Hello Mormon Matters community!
I was invited to contribute a blogpost now and then, and hope I’ll be able to throw some meaningful questions into the hopper.
I write under the name Ecumenigal because of my eclectic background and multi-faith points of view. I’m sort of a religious mutt. I’m Mormon by heritage, birth, and culture, an atheist by upbringing, and now a sort of New Age Jesus Hindu with a great appreciation for Mormon theology as encompassing much of eastern and western thought. In future posts, I hope to talk more about my vedic appreciation of Mormonism.
For this post, I want to talk about ecumenism and respect.
Ecumenism is controversial because some people are rightly concerned that in order to find the common denominator, you have to water down the teachings so much that they become meaningless. I have to admit that while I’d like to say, “We all believe basically the same things, so can’t we just get along?”… it doesn’t actually serve the truth very well to pretend there are no significant theological differences, or to re-define terms so that it sounds like we’re talking about the same things when we are not. I see ecumenism as a meeting place for fellowship and bridge building, and talking respectfully and honestly about differences.

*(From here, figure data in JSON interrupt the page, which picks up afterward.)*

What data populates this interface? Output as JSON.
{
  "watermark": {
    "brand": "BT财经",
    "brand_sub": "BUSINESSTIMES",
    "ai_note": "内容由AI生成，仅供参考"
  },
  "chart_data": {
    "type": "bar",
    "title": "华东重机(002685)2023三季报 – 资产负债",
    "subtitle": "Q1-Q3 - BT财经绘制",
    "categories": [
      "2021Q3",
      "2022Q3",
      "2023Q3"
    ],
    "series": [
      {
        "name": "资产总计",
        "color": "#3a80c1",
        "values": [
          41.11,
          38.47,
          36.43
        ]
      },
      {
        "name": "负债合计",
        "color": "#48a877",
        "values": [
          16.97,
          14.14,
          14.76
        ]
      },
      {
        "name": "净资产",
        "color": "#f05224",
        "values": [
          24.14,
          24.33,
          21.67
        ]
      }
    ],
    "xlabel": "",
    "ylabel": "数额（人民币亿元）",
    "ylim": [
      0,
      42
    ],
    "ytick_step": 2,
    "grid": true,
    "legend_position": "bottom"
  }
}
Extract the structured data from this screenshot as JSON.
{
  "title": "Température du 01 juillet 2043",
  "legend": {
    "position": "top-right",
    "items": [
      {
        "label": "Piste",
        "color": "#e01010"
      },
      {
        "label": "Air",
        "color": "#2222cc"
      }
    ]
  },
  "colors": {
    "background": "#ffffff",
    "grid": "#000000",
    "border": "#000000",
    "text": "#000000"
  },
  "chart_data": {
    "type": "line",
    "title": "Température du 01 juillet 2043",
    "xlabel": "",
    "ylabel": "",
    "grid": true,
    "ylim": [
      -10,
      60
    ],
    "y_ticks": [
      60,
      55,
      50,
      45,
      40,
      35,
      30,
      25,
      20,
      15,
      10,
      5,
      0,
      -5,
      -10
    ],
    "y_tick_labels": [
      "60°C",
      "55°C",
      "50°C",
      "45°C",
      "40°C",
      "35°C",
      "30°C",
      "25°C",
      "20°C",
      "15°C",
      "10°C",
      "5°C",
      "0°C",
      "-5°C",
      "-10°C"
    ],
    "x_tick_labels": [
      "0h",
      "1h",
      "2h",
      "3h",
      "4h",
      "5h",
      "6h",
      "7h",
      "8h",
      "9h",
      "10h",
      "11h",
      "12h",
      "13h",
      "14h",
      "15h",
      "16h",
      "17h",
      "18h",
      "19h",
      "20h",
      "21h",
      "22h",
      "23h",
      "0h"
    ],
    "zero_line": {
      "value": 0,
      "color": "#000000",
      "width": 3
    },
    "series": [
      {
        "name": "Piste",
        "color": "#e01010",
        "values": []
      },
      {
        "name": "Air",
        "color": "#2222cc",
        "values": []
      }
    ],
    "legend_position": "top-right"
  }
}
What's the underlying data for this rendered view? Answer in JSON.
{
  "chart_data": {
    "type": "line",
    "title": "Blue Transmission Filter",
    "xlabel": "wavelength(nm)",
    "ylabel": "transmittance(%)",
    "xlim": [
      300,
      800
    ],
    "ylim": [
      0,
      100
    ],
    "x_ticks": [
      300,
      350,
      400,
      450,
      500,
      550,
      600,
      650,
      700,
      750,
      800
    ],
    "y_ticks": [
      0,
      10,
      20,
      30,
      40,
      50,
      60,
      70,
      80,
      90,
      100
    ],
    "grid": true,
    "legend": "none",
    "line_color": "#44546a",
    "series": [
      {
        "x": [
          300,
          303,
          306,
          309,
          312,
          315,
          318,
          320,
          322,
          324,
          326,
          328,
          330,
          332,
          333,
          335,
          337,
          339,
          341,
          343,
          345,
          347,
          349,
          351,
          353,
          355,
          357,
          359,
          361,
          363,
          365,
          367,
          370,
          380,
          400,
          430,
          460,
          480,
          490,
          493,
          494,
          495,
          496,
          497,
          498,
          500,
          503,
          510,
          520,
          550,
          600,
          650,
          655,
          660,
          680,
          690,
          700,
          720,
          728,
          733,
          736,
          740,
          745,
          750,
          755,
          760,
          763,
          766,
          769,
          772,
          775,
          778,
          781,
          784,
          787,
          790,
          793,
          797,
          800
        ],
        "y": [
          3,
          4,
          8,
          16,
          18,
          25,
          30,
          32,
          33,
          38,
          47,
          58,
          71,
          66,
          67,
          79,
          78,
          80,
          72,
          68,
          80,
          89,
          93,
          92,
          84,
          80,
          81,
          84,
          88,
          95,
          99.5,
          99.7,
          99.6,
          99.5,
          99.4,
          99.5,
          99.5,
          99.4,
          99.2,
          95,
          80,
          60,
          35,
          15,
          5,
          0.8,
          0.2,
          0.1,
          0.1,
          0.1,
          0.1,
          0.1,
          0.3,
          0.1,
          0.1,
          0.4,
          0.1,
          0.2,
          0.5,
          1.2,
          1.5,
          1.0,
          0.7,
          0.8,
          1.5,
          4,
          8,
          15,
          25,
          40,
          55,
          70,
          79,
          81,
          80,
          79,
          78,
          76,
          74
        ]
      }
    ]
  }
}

In my adult life, I actually joined the church for a short time, and was able to do so honestly by redefining the terms. Although I explained that openly to the Mission President and got his blessing, I just didn’t end up feeling that my membership had much integrity, so I took my name off the records but remained partially active.
I was really interested to notice during this experience how my Mormon friends dealt with this. What I see going on is a church with a tradition of “One True Church” and “All other creeds an abomination”, clashing with the growing modern sensibility of religious pluralism: “Celebrate Diversity”, “Respect Differences”, “Live and Let Live”, “I’m OK, You’re OK”, “Family of Faiths”, etc. (It may be true that there are lots of early church teachings to support an ecumenical view, but the modern popularity of this view is bringing these teachings out more, I think.)
To be sure, when I took my name off the records, I had my share of visiting teachers pouncing, grilling and tearfully pleading with no real ability to hear what I was saying. However, the majority of my friends blinked away tears, smiled, and wished me well. I was told things like:
“God has a purpose for Buddhists being Buddhists, and it’s not for us to judge what that purpose is or where a person will end up in the end. It’s important to go where the Spirit leads you because God may have a purpose for you somewhere else.”
“You don’t have to be a Mormon, it’s just a question of what blessings you want to enjoy in this life.”
“To Thine Own Self Be True. It’s important.”
Another example of a growing ecumenical culture in Mormonism: Even in Relief Society I’ve heard discussions of ‘there are only two churches, that of the Devil and that of the Lord, and all followers of Christ are in the One True Church’. This included clarification by the RS teacher that ‘Yes, you can tell your Catholic and Methodist friends that they are part of the One True Church’. What a surprise to hear that in RS!
In my family of Mormons and Atheists, respect is a big topic. We can treat each other respectfully, but in the end, people still feel disrespected. From my point of view, the Atheists almost by definition probably feel that the Mormons suffer from a delusion. The Mormons almost by definition probably feel that the Atheists are blind to a whole dimension of reality. Even if we refrain from speculation about the reasons for these delusions/blindnesses and speak with respectful words, I think that it is very difficult for either party to feel truly respected by the other because the worldviews themselves imply something about those who do not share it.
The only solution I can see to the Mormon/Atheist respect issue in my family would be if people were willing to say, “I might be wrong, and who knows, you might be right, and I trust your judgment, but the way reality shows up to me is…” It seems rather hard to ask a Mormon to say “I might be wrong”, because culturally, “sure knowledge” is seen as superior to mere hope and faith.
I’ve noticed that I’m not particularly open to ANY absolute truth, because of what beliefs in absolutes would do to my relationships with people. I try to hold my convictions while avoiding having opinions that involve other people.
The questions I want to throw out there are these:
Do you feel a conflict between “One True Church” and “Celebrate Diversity”? If so, how do you work with or resolve that conflict?
What does it mean to be “respectful” toward others? Does it mean just treating them with respect, and honoring their agency, or does it mean thinking in your heart they are really OK without your worldview?
Does truth loose its meaning and potency if you believe that others are OK without the “truth” that you are in possession of?
What would it mean to be a Mormon who believes “I might be wrong”? Is there scriptural support for such a relationship to truth?